As the movie acknowledges (it is no great spoiler), Turing killed himself one year after being arrested for "indecency," which was code for hiring a male prostitute. When sentenced, he had the choice of going to prison for two years or undergoing chemical castration. Clearly, in every sense of the word, Turing's life was ruined--it ended--as a consequence of his being a closeted male in an age when being a closeted male was not only socially unacceptable but illegal.
But I want to talk about something else. If you watch the movie, it it hard to come away with the feeling that, while Turing's postwar life was turned upside down as a consequence of his homosexuality being discovered by police, his life was also affected by his being a person with Autism.
The movie does not say Turing was on the spectrum, but it uses all the tropes that writers and moviemakers use to signal a person is on the spectrum: he is presented as socially awkward and inflexible, he cannot read people, he cannot tell when a person is joking. From his childhood (seen in flashback) to his days working for the military, to his post-war encounter with the police who ultimately discover his homosexuality, the thing that makes Turing stand a part is that which makes him be A part: his autism. His literalness, intransience in the face of authority and change, and his seeming petulance and childishness in the face of opposition--all hallmarks of autism--isolate him from others. In the worst of circumstances they lead to his being tormented and bullied and in the best of circumstances they lead to well-intentioned individuals (namely the Keira Knightley character) having to interpret the world for him and to him. Indeed, the success he ultimately has in breaking the Enigma code--if the movie is to believed--comes only when he is able to marry (nearly literally) his genius to Keira Knightley's social skills assistance.

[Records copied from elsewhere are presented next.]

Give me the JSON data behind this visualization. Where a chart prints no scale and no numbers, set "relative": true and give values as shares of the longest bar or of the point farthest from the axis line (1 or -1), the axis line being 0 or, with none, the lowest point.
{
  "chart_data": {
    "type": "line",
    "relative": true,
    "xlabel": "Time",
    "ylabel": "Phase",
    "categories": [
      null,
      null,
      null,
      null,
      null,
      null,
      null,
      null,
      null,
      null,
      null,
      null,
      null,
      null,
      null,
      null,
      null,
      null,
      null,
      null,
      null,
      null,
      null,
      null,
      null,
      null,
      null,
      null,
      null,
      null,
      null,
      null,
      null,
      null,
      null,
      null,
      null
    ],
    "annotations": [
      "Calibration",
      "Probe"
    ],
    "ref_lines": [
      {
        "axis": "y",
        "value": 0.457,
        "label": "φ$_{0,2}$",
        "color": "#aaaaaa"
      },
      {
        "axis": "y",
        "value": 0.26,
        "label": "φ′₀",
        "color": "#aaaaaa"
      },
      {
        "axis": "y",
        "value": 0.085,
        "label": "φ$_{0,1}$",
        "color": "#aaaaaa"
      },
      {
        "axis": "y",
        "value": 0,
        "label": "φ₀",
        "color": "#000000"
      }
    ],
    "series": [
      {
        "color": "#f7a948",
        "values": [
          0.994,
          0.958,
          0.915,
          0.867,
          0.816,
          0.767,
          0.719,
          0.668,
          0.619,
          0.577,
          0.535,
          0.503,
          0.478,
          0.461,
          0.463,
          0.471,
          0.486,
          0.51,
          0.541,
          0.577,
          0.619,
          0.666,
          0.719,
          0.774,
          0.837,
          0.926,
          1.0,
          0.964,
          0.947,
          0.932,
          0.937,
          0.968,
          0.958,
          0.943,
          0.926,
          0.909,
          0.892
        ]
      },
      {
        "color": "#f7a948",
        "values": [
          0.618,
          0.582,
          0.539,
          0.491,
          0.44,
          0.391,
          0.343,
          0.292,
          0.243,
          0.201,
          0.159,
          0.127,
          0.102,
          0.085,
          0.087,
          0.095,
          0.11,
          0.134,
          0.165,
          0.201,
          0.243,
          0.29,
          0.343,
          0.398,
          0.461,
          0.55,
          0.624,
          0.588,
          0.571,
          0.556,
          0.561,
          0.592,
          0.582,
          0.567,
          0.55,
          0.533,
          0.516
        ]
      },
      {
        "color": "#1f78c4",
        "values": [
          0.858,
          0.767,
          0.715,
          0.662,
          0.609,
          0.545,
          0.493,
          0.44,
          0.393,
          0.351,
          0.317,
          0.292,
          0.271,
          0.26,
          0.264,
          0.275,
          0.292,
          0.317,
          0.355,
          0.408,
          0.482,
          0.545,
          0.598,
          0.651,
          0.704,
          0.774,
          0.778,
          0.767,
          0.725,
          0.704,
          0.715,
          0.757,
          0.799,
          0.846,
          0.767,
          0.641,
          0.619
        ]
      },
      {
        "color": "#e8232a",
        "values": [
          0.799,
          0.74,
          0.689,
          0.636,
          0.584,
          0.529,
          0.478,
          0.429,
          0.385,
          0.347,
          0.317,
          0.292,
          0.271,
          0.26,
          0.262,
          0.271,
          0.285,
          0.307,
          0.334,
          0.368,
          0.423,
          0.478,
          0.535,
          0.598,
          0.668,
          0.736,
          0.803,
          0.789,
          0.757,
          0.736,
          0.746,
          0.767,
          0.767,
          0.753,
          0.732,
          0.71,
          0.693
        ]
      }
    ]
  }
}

All of this is a very long way of saying: why are we only talking about his homosexuality? Why is Turing being presented as a hero and a martyr for gay rights but not ALSO as a hero for the autism community?

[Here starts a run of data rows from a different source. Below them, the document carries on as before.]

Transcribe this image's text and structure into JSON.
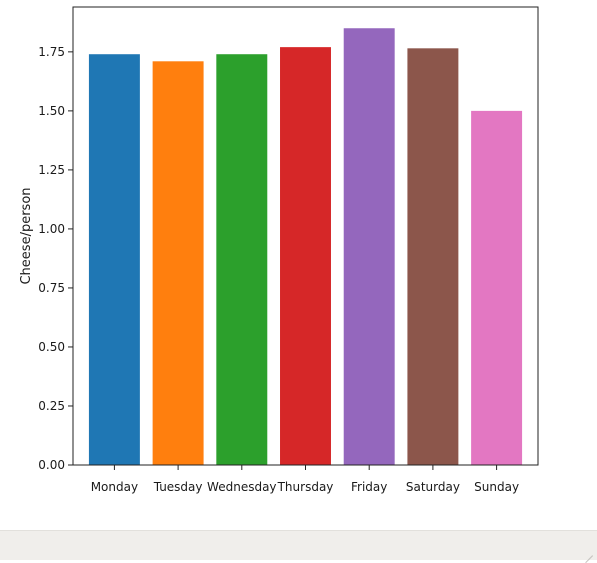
{
  "chart_data": {
    "type": "bar",
    "title": "",
    "xlabel": "",
    "ylabel": "Cheese/person",
    "categories": [
      "Monday",
      "Tuesday",
      "Wednesday",
      "Thursday",
      "Friday",
      "Saturday",
      "Sunday"
    ],
    "values": [
      1.74,
      1.71,
      1.74,
      1.77,
      1.85,
      1.765,
      1.5
    ],
    "colors": [
      "#1f77b4",
      "#ff7f0e",
      "#2ca02c",
      "#d62728",
      "#9467bd",
      "#8c564b",
      "#e377c2"
    ],
    "ylim": [
      0,
      1.94
    ],
    "yticks": [
      0,
      0.25,
      0.5,
      0.75,
      1.0,
      1.25,
      1.5,
      1.75
    ],
    "ytick_labels": [
      "0.00",
      "0.25",
      "0.50",
      "0.75",
      "1.00",
      "1.25",
      "1.50",
      "1.75"
    ],
    "grid": false,
    "legend": "none"
  }
}
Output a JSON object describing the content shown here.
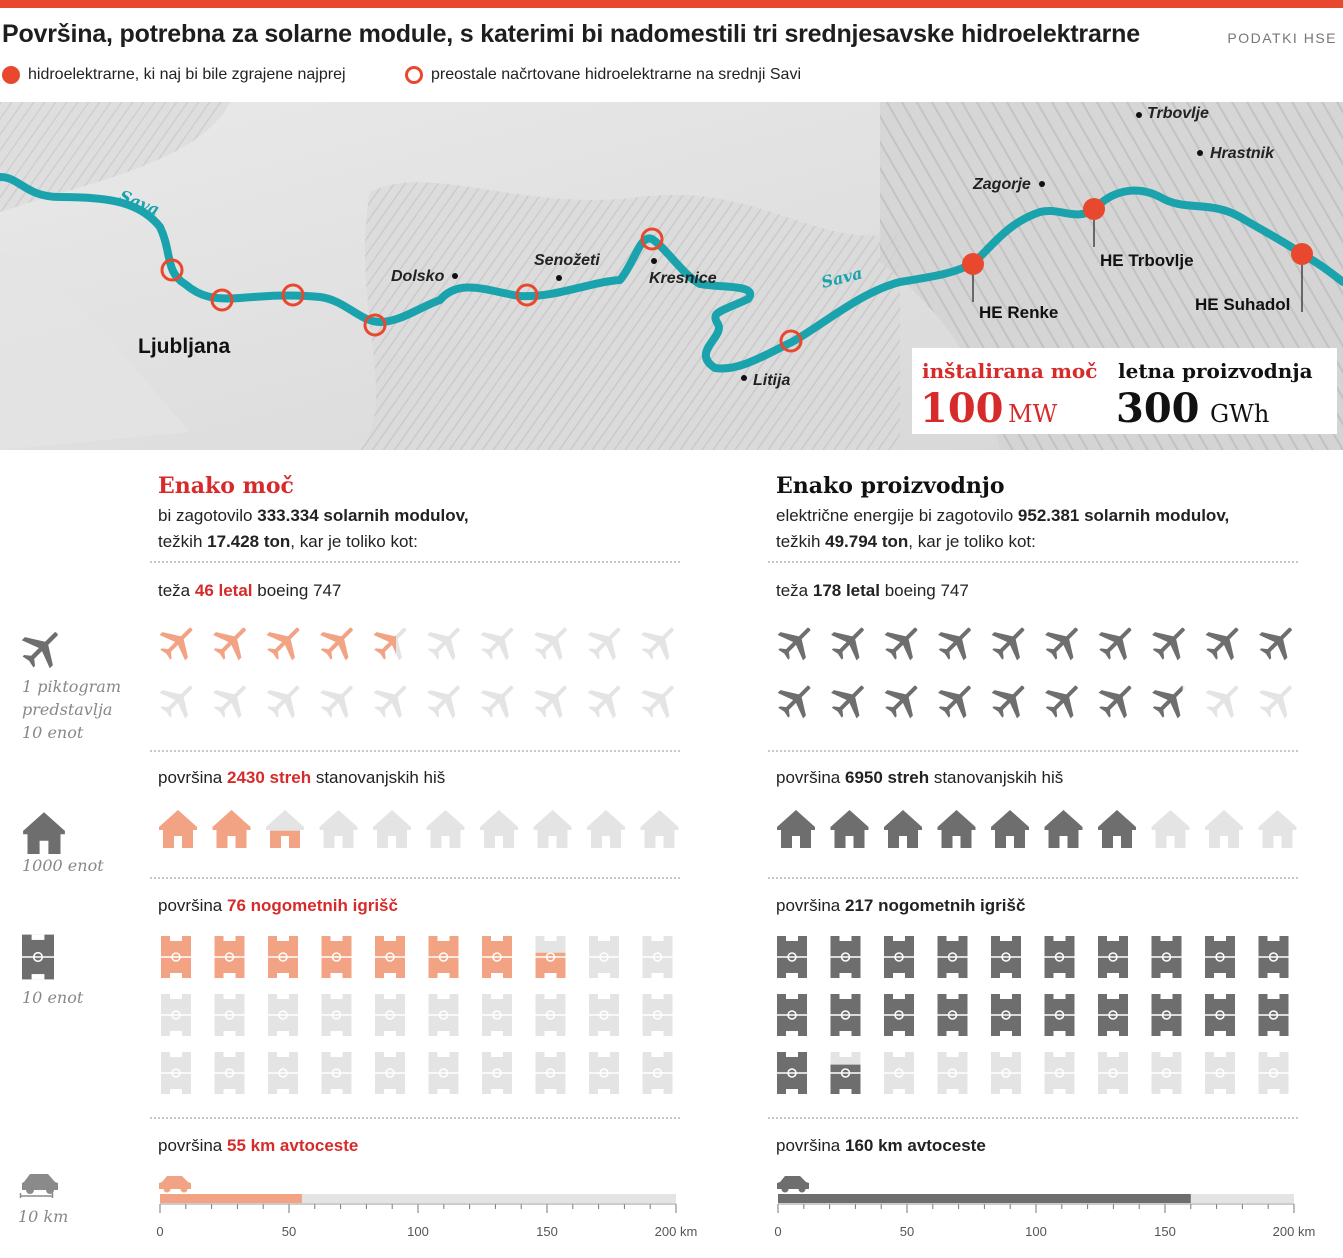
{
  "title": "Površina, potrebna za solarne module, s katerimi bi nadomestili tri srednjesavske hidroelektrarne",
  "source": "PODATKI HSE",
  "legend": {
    "filled": "hidroelektrarne, ki naj bi bile zgrajene najprej",
    "open": "preostale načrtovane hidroelektrarne na srednji Savi"
  },
  "map": {
    "river_labels": [
      "Sava",
      "Sava"
    ],
    "places": {
      "ljubljana": "Ljubljana",
      "dolsko": "Dolsko",
      "senozeti": "Senožeti",
      "kresnice": "Kresnice",
      "litija": "Litija",
      "zagorje": "Zagorje",
      "trbovlje": "Trbovlje",
      "hrastnik": "Hrastnik"
    },
    "plants": {
      "renke": "HE Renke",
      "trbovlje": "HE Trbovlje",
      "suhadol": "HE Suhadol"
    },
    "stats": {
      "power_label": "inštalirana moč",
      "power_value": "100",
      "power_unit": "MW",
      "prod_label": "letna proizvodnja",
      "prod_value": "300",
      "prod_unit": "GWh"
    },
    "colors": {
      "river": "#1aa3ad",
      "accent": "#e8492e"
    }
  },
  "left": {
    "heading": "Enako moč",
    "line1_pre": "bi zagotovilo ",
    "line1_num": "333.334",
    "line1_post": " solarnih modulov,",
    "line2_pre": "težkih ",
    "line2_num": "17.428 ton",
    "line2_post": ", kar je toliko kot:",
    "planes": {
      "pre": "teža ",
      "bold": "46 letal",
      "post": " boeing 747",
      "value": 46
    },
    "houses": {
      "pre": "površina ",
      "bold": "2430 streh",
      "post": " stanovanjskih hiš",
      "value": 2430
    },
    "fields": {
      "pre": "površina ",
      "bold": "76 nogometnih igrišč",
      "post": "",
      "value": 76
    },
    "road": {
      "pre": "površina ",
      "bold": "55 km avtoceste",
      "post": "",
      "value": 55
    }
  },
  "right": {
    "heading": "Enako proizvodnjo",
    "line1_pre": "električne energije bi zagotovilo ",
    "line1_num": "952.381",
    "line1_post": " solarnih modulov,",
    "line2_pre": "težkih ",
    "line2_num": "49.794 ton",
    "line2_post": ", kar je toliko kot:",
    "planes": {
      "pre": "teža ",
      "bold": "178 letal",
      "post": " boeing 747",
      "value": 178
    },
    "houses": {
      "pre": "površina ",
      "bold": "6950 streh",
      "post": " stanovanjskih hiš",
      "value": 6950
    },
    "fields": {
      "pre": "površina ",
      "bold": "217 nogometnih igrišč",
      "post": "",
      "value": 217
    },
    "road": {
      "pre": "površina ",
      "bold": "160 km avtoceste",
      "post": "",
      "value": 160
    }
  },
  "notes": {
    "planes": [
      "1 piktogram",
      "predstavlja",
      "10 enot"
    ],
    "houses": "1000 enot",
    "fields": "10 enot",
    "road": "10 km"
  },
  "axis_ticks": [
    "0",
    "50",
    "100",
    "150",
    "200 km"
  ],
  "axis_max": 200,
  "colors": {
    "left": "#f2a383",
    "right": "#6e6e6e",
    "empty": "#e4e4e4",
    "left_text": "#d72b2b"
  }
}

I'll tell you why: Because making it an autism movie will not earn the movie any Oscar votes. Now--I want to be clear here--I think a movie that starts a conversation about the injustice faced by the LGBT community after World War II is important and I think that conversation is important. But in an age of ever-growing awareness of and diagnosis of Autism, a movie that tries to start a conversation about being on the spectrum is also important--especially a movie that says no less than three times that it is the people we often expect the least of that sometimes achieve the most amazing things.
Here is where we are as a country: We are at a place where we can advocate loudly (and rightly so) for gay rights. We are at a place where we can advocate loudly for more people of color being nominated for Academy Awards (and rightly so). We are at a place where we can advocate for more women in media (and rightly so), but we are not a place where we can even call a movie about a person with autism a movie about a person with autism.
Have you heard the saying, "Ginger Rogers did everything that Fred Astaire did, but backwards and with high heels"? It is sort of like that for Alan Turing: Alan Turing did not just break the Nazi code: he did it while trying to negotiate a social world that dismissed him and that he could only imperfectly fathom. Maybe the next ads going out to Academy voters could focus on that.